In the current study, researchers aimed to examine the prospective association between the consumption of total, unprocessed, and processed red meat and the risk of frailty in older adults.

They analyzed data from 85 871 women aged older than 60 in the Nurses’ Health Study.

The team examined the intake of total, unprocessed, and processed red meat from repeated food questionnaires administered between 1980 and 2010.

Frailty was defined as having at least three of the following five criteria from the FRAIL scale: fatigue, low strength, reduced aerobic capacity, having ≥5 chronic illnesses, and unintentional weight loss ≥5%.

The researchers found during 22 years of follow-up, there were 13 279 incident cases of frailty.

Women with a higher intake of red meat showed an increased risk of frailty. Increased intake of total red meat, unprocessed red meat, and processed red meat were linked to higher frailty risks.

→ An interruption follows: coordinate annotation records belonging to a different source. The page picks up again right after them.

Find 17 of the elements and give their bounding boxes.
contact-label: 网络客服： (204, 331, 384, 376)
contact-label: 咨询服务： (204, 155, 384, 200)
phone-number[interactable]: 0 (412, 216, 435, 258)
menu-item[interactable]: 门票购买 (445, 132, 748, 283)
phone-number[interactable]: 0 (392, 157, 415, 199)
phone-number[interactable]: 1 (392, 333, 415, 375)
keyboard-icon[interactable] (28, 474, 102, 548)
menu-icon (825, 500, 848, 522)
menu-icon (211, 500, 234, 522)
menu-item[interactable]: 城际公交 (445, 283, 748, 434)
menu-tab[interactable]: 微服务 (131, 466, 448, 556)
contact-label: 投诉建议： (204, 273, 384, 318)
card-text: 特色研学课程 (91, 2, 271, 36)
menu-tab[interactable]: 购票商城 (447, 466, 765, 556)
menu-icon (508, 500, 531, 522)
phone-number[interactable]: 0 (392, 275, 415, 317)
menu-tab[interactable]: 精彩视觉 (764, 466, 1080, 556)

When each component of the frailty syndrome was individually examined, the team found each of them was associated with total red meat intake.

They also found replacing one serving/day of unprocessed red meat with other protein sources was linked to a much lower risk of frailty.

The risk reduction estimates were 22% for fish and 14% for nuts, while for the replacement of processed red meat, the percentages were 33% for fish, 26% for nuts, 13% for legumes, and 16% for low-fat dairy.

Based on the findings, the team concludes that habitual intake of unprocessed and processed red meat is associated with a higher risk of frailty.

Replacement of red meat with other protein sources might reduce the risk of frailty. These findings are in line with dietary guidelines promoting diets that emphasize plant protein.

The research was published in the Journal of Cachexia, Sarcopenia, and Muscle and conducted by Ellen A Struijk et al.